Invité du podcast Human Alchemy, animé par l’ancien joueur Ross Neal (le trois-quarts centre de 29 ans évolue aujourd’hui aux Etats-Unis), Lancaster est revenu sans détour sur son passage difficile à Paris et sur le comportement d’un noyau de cadres, selon lui trop installés, qui l’a profondément agacé.
View this post on Instagram
« Ce qui me dérange le plus, c’est sans doute le manque d’envie de progresser », dit-il. « Dans l’environnement que je viens de quitter [le Racing 92], sans citer de noms, il y avait un groupe de joueurs… ça me rendait dingue. Des mecs bien payés, qui viennent, pointent, repartent. Contents de jouer, contents de ne pas jouer.
« Et ça, ça a vraiment commencé à me peser, alors que moi j’étais debout à cinq heures du matin pour donner le meilleur. Il y avait un groupe de joueurs dans le même état d’esprit que moi, et un autre qui se contentait de ce qu’il avait. Ce n’étaient pas des fauteurs de trouble, pas de mauvais mecs – tous étaient de bons gars – mais ils n’avaient pas cette envie de devenir les meilleurs possibles, et ça m’a vraiment frustré. »

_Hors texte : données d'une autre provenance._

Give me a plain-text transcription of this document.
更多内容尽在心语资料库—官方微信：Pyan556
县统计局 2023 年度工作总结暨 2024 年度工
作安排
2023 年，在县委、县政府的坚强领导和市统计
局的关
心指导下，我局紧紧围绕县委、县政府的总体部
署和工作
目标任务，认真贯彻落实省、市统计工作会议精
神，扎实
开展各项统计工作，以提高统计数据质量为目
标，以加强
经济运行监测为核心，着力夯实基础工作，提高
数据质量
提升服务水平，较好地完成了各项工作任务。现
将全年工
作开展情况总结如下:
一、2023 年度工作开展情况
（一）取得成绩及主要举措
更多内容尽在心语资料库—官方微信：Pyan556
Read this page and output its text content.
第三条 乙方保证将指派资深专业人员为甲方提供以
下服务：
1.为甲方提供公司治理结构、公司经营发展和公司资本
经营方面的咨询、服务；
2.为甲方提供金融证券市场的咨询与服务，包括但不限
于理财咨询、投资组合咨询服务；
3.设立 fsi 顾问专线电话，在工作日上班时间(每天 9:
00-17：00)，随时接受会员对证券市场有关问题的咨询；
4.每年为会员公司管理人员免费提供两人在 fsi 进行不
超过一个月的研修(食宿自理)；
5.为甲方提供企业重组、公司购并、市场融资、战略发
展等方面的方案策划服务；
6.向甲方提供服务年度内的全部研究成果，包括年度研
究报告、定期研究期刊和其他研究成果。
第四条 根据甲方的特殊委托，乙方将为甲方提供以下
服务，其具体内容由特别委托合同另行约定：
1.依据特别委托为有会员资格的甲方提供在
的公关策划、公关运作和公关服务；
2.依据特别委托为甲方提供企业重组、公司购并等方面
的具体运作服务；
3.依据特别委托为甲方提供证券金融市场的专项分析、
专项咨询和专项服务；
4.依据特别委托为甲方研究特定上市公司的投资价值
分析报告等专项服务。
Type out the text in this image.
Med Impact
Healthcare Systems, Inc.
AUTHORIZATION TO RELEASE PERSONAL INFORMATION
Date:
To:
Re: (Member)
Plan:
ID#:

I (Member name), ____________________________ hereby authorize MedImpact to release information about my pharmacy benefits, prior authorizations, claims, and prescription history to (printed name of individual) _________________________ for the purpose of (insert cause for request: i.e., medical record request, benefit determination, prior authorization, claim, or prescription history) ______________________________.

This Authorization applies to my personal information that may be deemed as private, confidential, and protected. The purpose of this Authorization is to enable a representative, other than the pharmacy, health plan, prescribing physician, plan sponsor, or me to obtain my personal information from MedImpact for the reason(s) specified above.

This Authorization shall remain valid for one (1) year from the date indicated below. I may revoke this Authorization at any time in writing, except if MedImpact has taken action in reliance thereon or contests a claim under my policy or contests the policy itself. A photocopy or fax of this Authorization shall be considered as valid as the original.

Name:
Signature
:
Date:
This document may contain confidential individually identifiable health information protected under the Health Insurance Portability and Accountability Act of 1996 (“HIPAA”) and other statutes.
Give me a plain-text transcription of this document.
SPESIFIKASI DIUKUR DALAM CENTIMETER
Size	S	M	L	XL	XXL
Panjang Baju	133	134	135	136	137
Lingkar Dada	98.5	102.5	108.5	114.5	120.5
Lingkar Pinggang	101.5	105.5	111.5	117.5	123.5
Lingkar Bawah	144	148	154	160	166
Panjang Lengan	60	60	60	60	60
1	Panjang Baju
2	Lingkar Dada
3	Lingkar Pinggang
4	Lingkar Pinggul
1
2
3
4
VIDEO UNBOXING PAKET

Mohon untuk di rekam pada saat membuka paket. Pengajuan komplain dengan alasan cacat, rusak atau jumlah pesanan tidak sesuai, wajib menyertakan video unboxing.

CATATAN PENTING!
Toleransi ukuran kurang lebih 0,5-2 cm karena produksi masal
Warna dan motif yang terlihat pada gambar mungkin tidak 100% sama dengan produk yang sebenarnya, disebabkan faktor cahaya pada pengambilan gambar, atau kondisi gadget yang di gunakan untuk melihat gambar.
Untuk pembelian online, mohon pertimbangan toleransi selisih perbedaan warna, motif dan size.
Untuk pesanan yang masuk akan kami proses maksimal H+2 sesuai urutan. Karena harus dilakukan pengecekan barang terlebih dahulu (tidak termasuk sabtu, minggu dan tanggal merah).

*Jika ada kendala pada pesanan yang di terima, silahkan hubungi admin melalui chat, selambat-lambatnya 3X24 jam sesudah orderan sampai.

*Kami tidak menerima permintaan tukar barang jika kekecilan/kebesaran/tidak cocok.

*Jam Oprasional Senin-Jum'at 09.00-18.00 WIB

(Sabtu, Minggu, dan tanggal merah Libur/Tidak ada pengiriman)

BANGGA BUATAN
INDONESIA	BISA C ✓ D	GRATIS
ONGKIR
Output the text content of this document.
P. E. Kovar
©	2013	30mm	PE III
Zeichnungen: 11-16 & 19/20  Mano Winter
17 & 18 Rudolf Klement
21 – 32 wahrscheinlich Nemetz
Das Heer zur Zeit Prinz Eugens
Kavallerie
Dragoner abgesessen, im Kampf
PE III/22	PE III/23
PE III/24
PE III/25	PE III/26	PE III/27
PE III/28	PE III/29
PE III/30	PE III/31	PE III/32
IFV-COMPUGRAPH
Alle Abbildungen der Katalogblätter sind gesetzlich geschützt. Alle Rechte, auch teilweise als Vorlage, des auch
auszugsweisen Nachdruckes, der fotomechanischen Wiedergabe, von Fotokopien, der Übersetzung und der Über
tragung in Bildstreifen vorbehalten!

« Ce qui me dérange le plus, c’est sans doute le manque d’envie de progresser… »
Selon lui, certains étaient simplement trop à l’aise, installés depuis trop longtemps. « Ils étaient dans leur zone de confort. Ça faisait longtemps qu’ils étaient là », détaille-t-il. « J’ai fini par être tellement frustré, après un match perdu contre le Stade Français… Certains de ces mecs étaient très bien payés, ils avaient des contrats solides. »
Stuart Lancaster fait sans doute référence au derby du 24 novembre 2024 qui s’est soldé par une fessée des Stadistes, 40-24. Leur première victoire depuis 2017. A ce moment-là du championnat, le Stade Français était au plus bas dans le classement quand le Racing se relevait.
« J’ai dit : “Voilà ce que je vais faire. Je vais vous aligner en fonction de vos salaires, du mieux payé au moins bien payé. On va vous mettre en ligne. Ensuite, on votera pour désigner le joueur le plus respecté, puis on vous classera du plus respecté au moins respecté.”
« Je me suis dit : “Dans ma tête, logiquement, ceux qui ont les plus gros salaires devraient être les plus respectés, parce que ce sont les leaders, ceux qui montrent l’exemple.” Et j’ai dit : “Vous pensez que ce sera le cas ?” Et ils ont tous dit : “Oh non, il a craqué.” »
Lancaster ne les a finalement jamais alignés selon leur salaire, mais il est allé au bout de l’idée avec le classement du respect.
« J’ai dit : “Je vais vous aligner en fonction de vos salaires. Ensuite, on votera pour désigner le joueur le plus respecté. Et ils ont tous dit : “Oh non, il a craqué.” »
« J’ai pris la liste de l’effectif – 45 joueurs, avec des jeunes – et je leur ai demandé de s’évaluer entre eux sur trois critères : technique/tactique, physique, et mental. Sur 10, pour chaque joueur », détaille-t-il.
« Chaque joueur a donc reçu 44 évaluations, on a calculé une moyenne. Et ensuite, on a classé tout le monde. Techniquement et tactiquement – qui est le plus respecté ? Je sais que Gaël Fickou est numéro un, Owen Farrell numéro deux, ou peu importe, et ça va jusqu’au 44e.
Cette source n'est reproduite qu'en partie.